Located in: Opinions
Posted on: April 3rd, 2011 No Comments

Listful Thinking: The art of growing up


A friend of mine who turns 23 this month is worrying about it. It sounds like such a grownup age, which is putting a lot of pressure on him.

“I have so many questions,” he said to me. “Do I have to start tucking in my shirt?”

I didn’t have an answer for him. In elementary school, I decided to get married at 25 because then I’d be an adult and it seemed like the age one does that sort of thing. But 23 isn’t that far off from 25. Tucking in his shirt may be the least he can do. The question I keep coming back to is one that’s proving extremely difficult to answer. When do you start being a grownup?

As kids, we spent a lot of time looking at the taller people around us, thinking they really had a handle on things. I’ve heard with age comes wisdom, which is why in first grade I thought sixth graders had that whole life thing down to a science. But now I’ve been through sixth grade, I’m going into 16th grade, and I still feel like the first grader who sadly watched as Kenton Harshbarger wiped his boogers on her chicken nuggets. I don’t have life down to a science. It’s a miracle I even remember to brush my hair in the morning.

Legally, I became an adult at 18. When I remember what I was doing at 18, though, I realize I was only adult in the sense that my parents were no longer obligated to care about me and I became eligible for jail and the lottery. I spent a surprising amount of time dancing around to “I’m Too Sexy” in my underwear, for God’s sakes. It certainly didn’t happen on my 21st birthday, which was again spent dancing to “I’m Too Sexy” (although happily I was wearing pants). Nonetheless, I have somehow inexplicably found society starting to expect new things of me.

As it turns out, no one throws you a party on a certain date with a banner that says, “Congrats! Now You’re A Real Person!” Nobody even gives you a lame Hallmark card. All of the sudden the kids you’re hanging out with are paying their bills, and cooking meals, and in some cases producing kids of their own. They don’t know what they’re doing. There’s no aptitude test or shady initiation ceremony they went through to do those things.
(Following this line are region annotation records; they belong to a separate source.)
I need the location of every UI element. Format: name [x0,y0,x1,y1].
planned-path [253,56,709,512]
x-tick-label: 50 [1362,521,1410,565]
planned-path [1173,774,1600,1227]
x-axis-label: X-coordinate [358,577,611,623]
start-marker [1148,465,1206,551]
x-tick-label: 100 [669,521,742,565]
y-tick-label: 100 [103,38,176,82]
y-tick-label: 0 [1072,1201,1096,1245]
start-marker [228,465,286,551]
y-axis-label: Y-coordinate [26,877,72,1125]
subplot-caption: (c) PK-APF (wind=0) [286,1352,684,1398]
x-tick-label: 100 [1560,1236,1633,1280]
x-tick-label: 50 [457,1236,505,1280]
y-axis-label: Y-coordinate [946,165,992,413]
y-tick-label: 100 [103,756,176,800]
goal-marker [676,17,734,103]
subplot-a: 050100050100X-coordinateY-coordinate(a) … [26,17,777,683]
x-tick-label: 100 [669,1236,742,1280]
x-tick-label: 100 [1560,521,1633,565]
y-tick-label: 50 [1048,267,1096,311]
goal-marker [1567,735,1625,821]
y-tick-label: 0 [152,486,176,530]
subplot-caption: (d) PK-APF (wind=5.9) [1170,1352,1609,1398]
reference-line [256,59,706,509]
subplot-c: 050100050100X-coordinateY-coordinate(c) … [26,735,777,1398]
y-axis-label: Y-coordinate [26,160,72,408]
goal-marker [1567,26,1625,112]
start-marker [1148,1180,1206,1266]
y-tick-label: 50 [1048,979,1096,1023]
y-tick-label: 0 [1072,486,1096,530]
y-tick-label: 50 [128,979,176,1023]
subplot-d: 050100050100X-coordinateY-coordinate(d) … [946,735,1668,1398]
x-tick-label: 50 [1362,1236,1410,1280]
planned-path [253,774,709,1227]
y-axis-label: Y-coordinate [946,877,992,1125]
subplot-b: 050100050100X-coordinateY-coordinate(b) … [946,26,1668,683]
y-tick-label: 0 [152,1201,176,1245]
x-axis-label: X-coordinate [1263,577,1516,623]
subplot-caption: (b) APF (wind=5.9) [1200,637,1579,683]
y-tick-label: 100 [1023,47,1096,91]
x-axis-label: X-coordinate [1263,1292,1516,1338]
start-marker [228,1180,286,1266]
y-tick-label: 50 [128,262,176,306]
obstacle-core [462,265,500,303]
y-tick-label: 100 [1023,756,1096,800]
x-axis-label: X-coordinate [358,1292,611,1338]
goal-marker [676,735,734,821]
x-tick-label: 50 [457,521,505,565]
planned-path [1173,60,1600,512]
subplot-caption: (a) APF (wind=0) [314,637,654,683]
They know exactly the same stuff you do, and since those are all grownup activities, you too must be a grownup. That means that you and all those other inexperienced people are now the ones all the younger people are watching thinking, “Yep. They know what they’re doing.”

They’re so wrong. I’ve been asking around, thinking maybe everyone else took a Home Ec class I missed (which happened in middle school– I still can’t use a sewing machine). It turns out we’re all sort of meandering around being phony, pretending that we’re totally qualified to have PIN numbers and migraines and the ability to make dentist appointments. No one announced to the world, “Now I will be responsible!” It just happened. We’re adults with adult responsibilities.

It’s official: my nearly 23-year-old friend and I have joined the ranks of grownups, completely by accident. He doesn’t have to tuck in his shirt if he doesn’t want to because he’s an adult, and although he may not know it, he’s probably been doing grownup things for a while now. Elementary school-aged Stephanie would advise him to get married.

Present day Stephanie only has this to say: Fake it until you make it. It’s what the rest of the world’s been doing this whole time.